Jan van Eyck

Période
1390–1441
Nationalité
Flamand
Dans le quiz
15 tableaux
El matrimonio Arnolfini by Jan van Eyck (1434)
Retrato de un hombre con turbante rojo by Jan van Eyck (1433)
Retrato de Margaret van Eyck by Jan van Eyck (1439)
La Virgen del canciller Rolin by Jan van Eyck (1435)
La Virgen del canónigo van der Paele by Jan van Eyck (1436)
Léal Souvenir (Timoteo) by Jan van Eyck (1432)

Style et technique

Van Eyck travaillait à l'huile à une époque où la plupart des peintres néerlandais s'en remettaient encore principalement à la détrempe, et il exploita le temps de séchage lent et la translucidité de ce médium plus pleinement qu'aucun de ses prédécesseurs. En superposant de fins glacis transparents sur un fond clair, il empila couleur sur couleur pour produire une profondeur, une luminosité et une extraordinaire diversité de textures sur un seul pouce carré de panneau : l'éclat froid d'une armure polie, le duvet doux de la laine, les facettes d'une pierre taillée, la lumière fragmentée à l'intérieur d'un miroir convexe. Ses admirateurs s'émerveillèrent tant de cette précision qu'une légende tenace, rapportée par Giorgio Vasari plus d'un siècle après la mort de Van Eyck, lui attribua l'invention personnelle de la peinture à l'huile. Cette histoire est fausse — les médiums à base d'huile étaient utilisés par les peintres depuis des générations — mais elle saisit quelque chose de réel : Van Eyck perfectionna la technique, en particulier l'usage de glacis à l'huile sur une ébauche à la détrempe, jusqu'à un degré de maîtrise qui donnait l'impression d'une invention toute neuve.

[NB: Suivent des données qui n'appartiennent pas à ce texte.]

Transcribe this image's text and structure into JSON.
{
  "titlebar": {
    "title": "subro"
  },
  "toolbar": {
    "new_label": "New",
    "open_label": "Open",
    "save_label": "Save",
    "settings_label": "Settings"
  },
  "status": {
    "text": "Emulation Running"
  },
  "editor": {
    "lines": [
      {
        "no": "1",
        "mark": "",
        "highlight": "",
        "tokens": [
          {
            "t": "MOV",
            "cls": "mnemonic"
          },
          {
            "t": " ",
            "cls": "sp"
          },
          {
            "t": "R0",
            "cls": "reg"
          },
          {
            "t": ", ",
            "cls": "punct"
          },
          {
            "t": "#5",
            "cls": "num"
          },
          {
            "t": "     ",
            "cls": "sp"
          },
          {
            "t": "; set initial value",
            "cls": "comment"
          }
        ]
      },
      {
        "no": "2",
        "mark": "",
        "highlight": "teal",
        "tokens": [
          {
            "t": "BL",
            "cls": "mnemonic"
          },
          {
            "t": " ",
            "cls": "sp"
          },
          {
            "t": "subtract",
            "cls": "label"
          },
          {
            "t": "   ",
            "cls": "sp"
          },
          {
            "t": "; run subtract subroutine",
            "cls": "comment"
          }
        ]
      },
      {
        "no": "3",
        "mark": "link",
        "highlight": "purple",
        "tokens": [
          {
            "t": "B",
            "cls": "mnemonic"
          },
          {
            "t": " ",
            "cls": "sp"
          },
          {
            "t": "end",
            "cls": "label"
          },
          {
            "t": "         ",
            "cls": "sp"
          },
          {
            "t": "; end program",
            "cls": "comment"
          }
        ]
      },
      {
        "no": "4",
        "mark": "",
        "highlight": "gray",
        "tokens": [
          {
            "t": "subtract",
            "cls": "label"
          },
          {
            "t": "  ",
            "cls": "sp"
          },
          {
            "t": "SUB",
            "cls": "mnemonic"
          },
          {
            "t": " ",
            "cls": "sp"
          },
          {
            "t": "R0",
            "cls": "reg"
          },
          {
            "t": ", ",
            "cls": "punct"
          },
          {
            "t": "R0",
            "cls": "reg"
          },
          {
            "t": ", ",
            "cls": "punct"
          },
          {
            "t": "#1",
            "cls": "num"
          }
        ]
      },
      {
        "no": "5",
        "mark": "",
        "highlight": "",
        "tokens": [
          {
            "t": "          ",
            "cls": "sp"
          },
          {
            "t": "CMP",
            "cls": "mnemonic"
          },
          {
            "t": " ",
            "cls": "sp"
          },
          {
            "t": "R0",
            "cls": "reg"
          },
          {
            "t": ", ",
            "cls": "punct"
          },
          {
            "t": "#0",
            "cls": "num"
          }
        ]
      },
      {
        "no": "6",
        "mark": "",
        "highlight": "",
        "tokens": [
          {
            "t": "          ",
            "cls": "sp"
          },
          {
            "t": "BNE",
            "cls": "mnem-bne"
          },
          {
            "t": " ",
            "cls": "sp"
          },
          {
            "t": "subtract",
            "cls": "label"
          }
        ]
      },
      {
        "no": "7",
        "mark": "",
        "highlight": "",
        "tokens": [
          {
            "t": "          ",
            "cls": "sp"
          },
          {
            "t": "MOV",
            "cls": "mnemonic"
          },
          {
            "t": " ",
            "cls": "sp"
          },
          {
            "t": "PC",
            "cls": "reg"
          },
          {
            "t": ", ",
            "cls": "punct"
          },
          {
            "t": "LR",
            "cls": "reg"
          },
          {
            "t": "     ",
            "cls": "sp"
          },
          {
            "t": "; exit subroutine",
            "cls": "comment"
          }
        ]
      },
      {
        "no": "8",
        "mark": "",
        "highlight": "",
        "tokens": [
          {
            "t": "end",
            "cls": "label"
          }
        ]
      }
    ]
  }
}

Ses surfaces récompensent le regard attentif, car elles ont été conçues pour cela : cheveux, fils, rides et reflets sont rendus avec une exactitude quasi microscopique, rarement égalée avant même l'existence des loupes grossissantes. Les intérieurs sont mis en scène comme de véritables théâtres soigneusement agencés, où des objets du quotidien — un chien, une paire de sabots, une orange, un miroir convexe, un chandelier — portent souvent un sens religieux ou moral déguisé, codant la piété, le mariage ou la fidélité au sein d'un désordre en apparence domestique. Des inscriptions, des armoiries et des devises en latin ou en pseudo-grec inventé, incrustées dans les cadres et les arrière-plans, ajoutent d'autres strates de signification destinées aux spectateurs lettrés capables de les décoder.

Van Eyck apporta également au portrait un naturalisme sans précédent, privilégiant une pose de trois quarts sur un fond sombre et uni qui lui permettait de concentrer toute son attention sur le visage du modèle et la façon dont la lumière y jouait, une formule qui façonna le portrait européen pendant des générations. Qu'il représente un courtisan ducal, un marchand ou lui-même, il poursuivait la même attention inflexible, presque clinique, à la ressemblance individuelle, traitant le visage de chaque modèle avec la même dévotion qu'il accordait au velours, à la fourrure ou au fil d'or.

Vie et héritage

Les débuts de la vie de Jan van Eyck demeurent largement obscurs. Il naquit vraisemblablement vers 1390 à Maaseik, dans la principauté épiscopale de Liège, et rien de certain n'est connu de sa formation. Il apparaît pour la première fois dans les archives conservées en 1422, au service de Jean de Bavière, comte de Hollande, à la cour de La Haye. Dès 1425, il était entré au service de Philippe le Bon, duc de Bourgogne, l'un des souverains les plus riches d'Europe, qui le nomma peintre de cour et valet de chambre — un titre qui le plaçait parmi les proches de confiance du duc plutôt que parmi les simples artisans engagés. Philippe l'estimait énormément : il versait à Van Eyck un généreux salaire fixe, fut le parrain de l'un de ses enfants, et intervint personnellement un jour où le trésor ducal tardait à payer l'artiste, déclarant qu'il ne lui en trouverait aucun autre à sa mesure.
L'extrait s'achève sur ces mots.